The following if Exercise 5.8 in Folland's Real Analysis, 2nd edition:
Let $(X, \mathcal M)$ be a measurable space and let $M(X)$ be the space of complex measures on $(X, \mathcal M)$. Then $||\mu|| = |\mu|(X)$ is a norm on $M(X)$ that makes it into a Banach space.
This question already has an answer here, but I would like help to understand a particular proof by Jonathan Conder I found on the internet, which seems more elegant then those presented in the link above.
The proof of completenes goes as follows:
If $\sum_1^\infty \nu_n$ is an absolutely convergent series in $M(X)$ and $A \in \mathcal M$, then $\sum_1^\infty \nu_n(A)$ also converges absolutely because $|\nu_n(A)| \leq |\nu_n|(A) \leq |\nu_n|(X)$ for all $n \in \Bbb{N}$. Hence we may define $\nu: \mathcal M \longrightarrow \Bbb{C}$ by $\nu(A) = \sum_1^\infty \nu_n(A)$. Clearly $\nu(\emptyset) = 0$. If $(A_k)$ is a sequence of disjoint sets in $\mathcal M$ whose union in $A$, then $$ \sum_{k = 1}^\infty |\nu(A_k)| \leq \sum_{k = 1}^\infty \sum_{n = 1}^\infty |\nu_n(A_k)| = \sum_{n = 1}^\infty \sum_{k = 1}^\infty |\nu_n(A_k)| \leq \sum_{n = 1}^\infty \sum_{k = 1}^\infty |\nu_n|(A_k) = \sum_{n = 1}^\infty |\nu_n|(A) \leq \sum_{n = 1}^\infty ||\nu_n|| < \infty, \quad \quad (1) $$ by Tonelli's theorem, and Fubini's theorem implies that $$ \sum_{k = 1}^\infty \nu(A_k) = \sum_{k = 1}^\infty \sum_{n = 1}^\infty \nu_n(A_k) = \sum_{n = 1}^\infty \sum_{k = 1}^\infty \nu_n(A_k) = \sum_{n = 1}^\infty \nu_n(A) = \nu(A). \quad \quad (2) $$ In other words, $\sum_{k = 1}^\infty \nu(A_k)$ converges absolutely to $\nu(A)$, so $\nu \in M(X)$.
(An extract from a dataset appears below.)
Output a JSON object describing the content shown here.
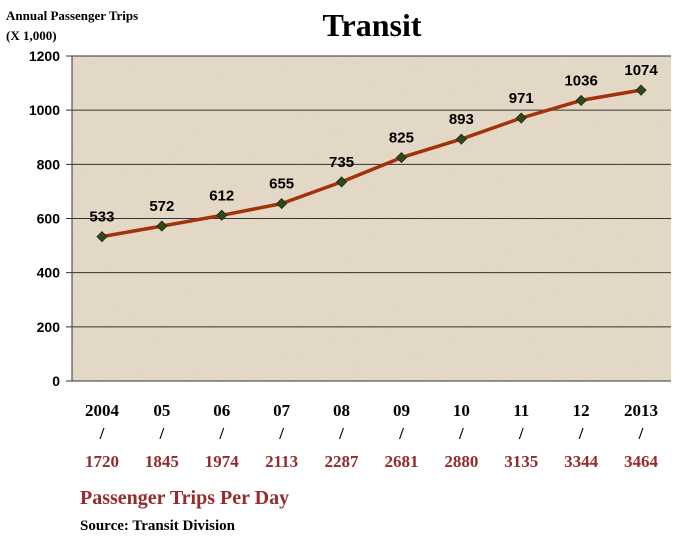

Then the author proceeds to show that $\sum_{n = 1} \nu_n$ converges to $\nu$ in $M(X)$, but my question regards the above (I can provide the full file if requested).
Which version of the Fubini and Tonelli theorems is the author using? Is it considering the sums as integrals with the counting measure? I would appreciate if somebody could explain the second passage (the first equality) in (1).
Any help will be the most appreciated.
Thanks in advance and kind regards.